In 2014, Fattmerchant processed $5 million in payments for its customers. That number jumped to $110 million in 2015, and $750 million in 2016. As of July, the company has processed more than $5 billion in total volume for its customers, who fall primarily into four groups: professional services, field services (such as plumbers), medical offices, and online and brick-and-mortar retailers. The ideal customer is a business that’s been open for at least a year and processes at least $10,000 in credit card transactions each month. Because Fattmerchant charges a flat monthly rate, businesses with high-volume credit card transactions often save money. The company has more than 5,000 customers. On average, those businesses save about 30% annually on credit card processing costs, according to Fattmerchant. Some businesses pay more for Fattmerchant’s service, compared with the previous vendor they used. The reason those customers switch, Rehmetullah says, is because they appreciate how Fattmerchant’s technology helps simplify their payment data. For example, a small business that has online sales, in-store sales and mobile credit card readers often ends up using a different merchant services provider for each type of transaction. That means the business owner won’t be able to see all transaction data in one place. Yet each day, the owner must consolidate it all and add it to QuickBooks or another accounting system. With Fattmerchant, payment data is aggregated into one online platform, and the information is added to QuickBooks (or another system) in real time. That eliminates a step and helps business owners access the information they need to make decisions about their operation. Users can log on to the Fattmerchant app to view sales trends, the number of repeat customers, and the relative performance of different locations, according to Madhani. “It provides realtime data for no additional cost to the merchant, so they can actually make better, smarter, faster decisions about their business,” she says. Fattmerchant continues to educate businesses that assume they’re not big enough to benefit


from data. “People think, no, that’s not for me—that’s for those global 2,000 companies,” Rehmetullah says. Fattmerchant works hard to demonstrate that real-time data is not only easily accessible, but also an effective tool for small and midsize companies, he says.

PIVOTAL PARTNERSHIP “This is a payment technology business that makes the lives of small businesses easier,” says Jim Douglass, partner at Fulcrum Equity Partners, Fattmerchant’s largest investor.
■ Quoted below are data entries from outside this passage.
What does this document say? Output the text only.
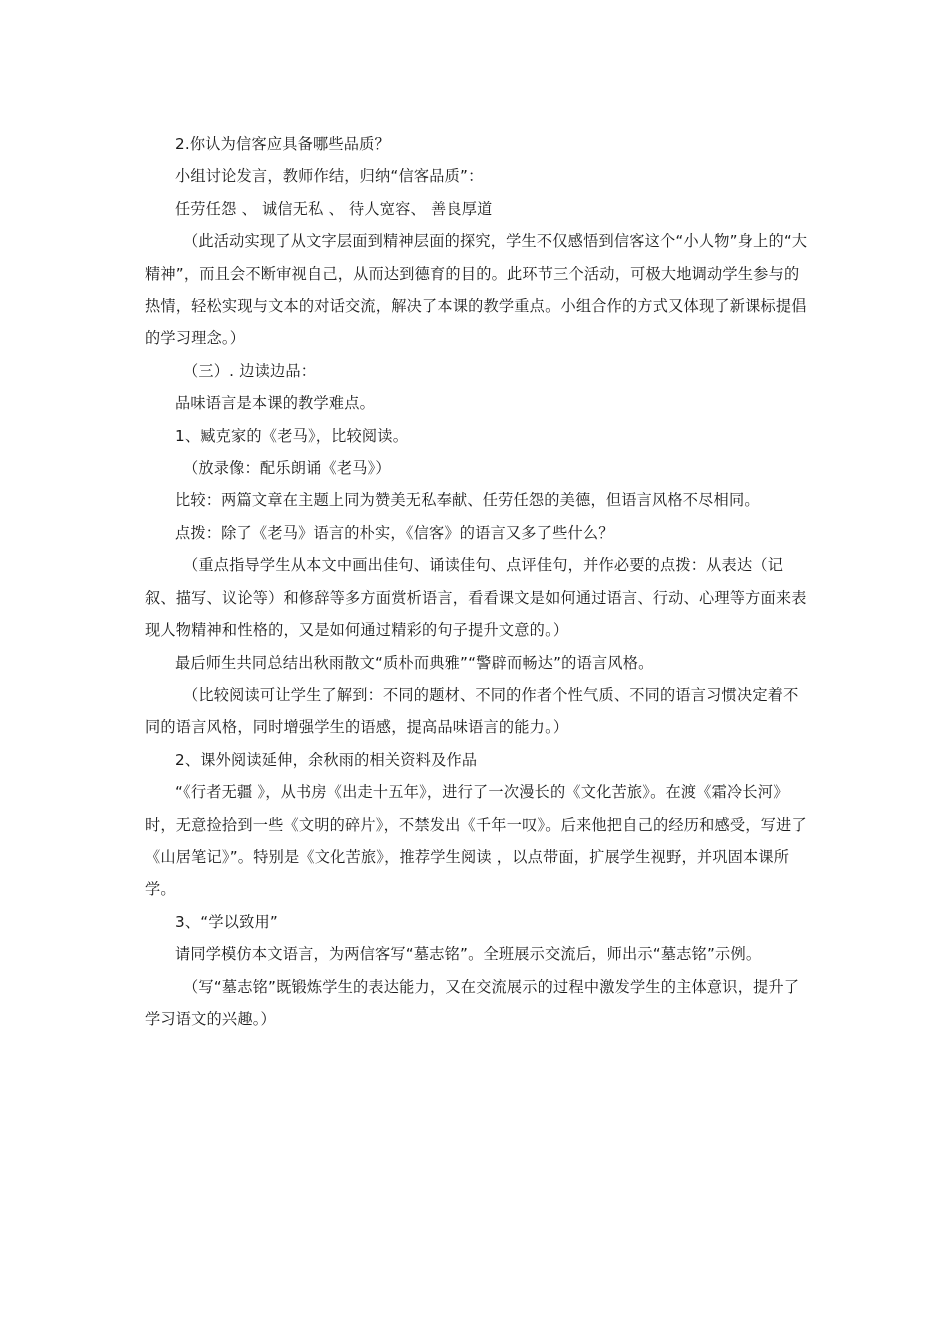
2.你认为信客应具备哪些品质？

小组讨论发言，教师作结，归纳“信客品质”：

任劳任怨 、 诚信无私 、 待人宽容、 善良厚道

（此活动实现了从文字层面到精神层面的探究，学生不仅感悟到信客这个“小人物”身上的“大精神”，而且会不断审视自己，从而达到德育的目的。此环节三个活动，可极大地调动学生参与的热情，轻松实现与文本的对话交流，解决了本课的教学重点。小组合作的方式又体现了新课标提倡的学习理念。）

（三）. 边读边品：

品味语言是本课的教学难点。

1、臧克家的《老马》，比较阅读。

（放录像：配乐朗诵《老马》）

比较：两篇文章在主题上同为赞美无私奉献、任劳任怨的美德，但语言风格不尽相同。

点拨：除了《老马》语言的朴实，《信客》的语言又多了些什么？

（重点指导学生从本文中画出佳句、诵读佳句、点评佳句，并作必要的点拨：从表达（记叙、描写、议论等）和修辞等多方面赏析语言，看看课文是如何通过语言、行动、心理等方面来表现人物精神和性格的，又是如何通过精彩的句子提升文意的。）

最后师生共同总结出秋雨散文“质朴而典雅”“警辟而畅达”的语言风格。

（比较阅读可让学生了解到：不同的题材、不同的作者个性气质、不同的语言习惯决定着不同的语言风格，同时增强学生的语感，提高品味语言的能力。）

2、课外阅读延伸，余秋雨的相关资料及作品

“《行者无疆 》，从书房《出走十五年》，进行了一次漫长的《文化苦旅》。在渡《霜冷长河》时，无意捡拾到一些《文明的碎片》，不禁发出《千年一叹》。后来他把自己的经历和感受，写进了《山居笔记》”。特别是《文化苦旅》，推荐学生阅读 ，以点带面，扩展学生视野，并巩固本课所学。

3、“学以致用”

请同学模仿本文语言，为两信客写“墓志铭”。全班展示交流后，师出示“墓志铭”示例。

（写“墓志铭”既锻炼学生的表达能力，又在交流展示的过程中激发学生的主体意识，提升了学习语文的兴趣。）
His firm has invested about $15 million in Fattmerchant—$5 million in Series B funding and $10.5 million in Series C. According to Douglass, if Fattmerchant provided basic payment processing and nothing more, his firm would have passed. Instead, it saw an opportunity to help the company grow into new markets and leverage its data capabilities. One way Fulcrum has helped Fattmerchant expand its revenue sources is through partnerships with independent software vendors, known as ISVs. Some ISVs offer products for particular industries—one example is practice-management software used by dentists— but their software packages don’t always have a payment feature. ISVs that partner with Fattmerchant include the company’s payment and data capabilities with the software packages they sell to clients. The more than 15 partnerships that Fattmerchant has with software vendors represent about 30% of the company’s revenue; direct sales to individual businesses make up the rest. By 2021, Madhani expects half of Fattmerchant’s revenue will come from partnerships. Because Fulcrum invests in health care services, health care IT and B2B enterprise software companies, the firm is able to connect Fattmerchant with additional partnership opportunities, Douglass says. Two software vendors in Fulcrum’s portfolio use Fattmerchant’s payment platform. Fulcrum’s partners are all former business owners or operators, which shapes their investor perspective, Rehmetullah says.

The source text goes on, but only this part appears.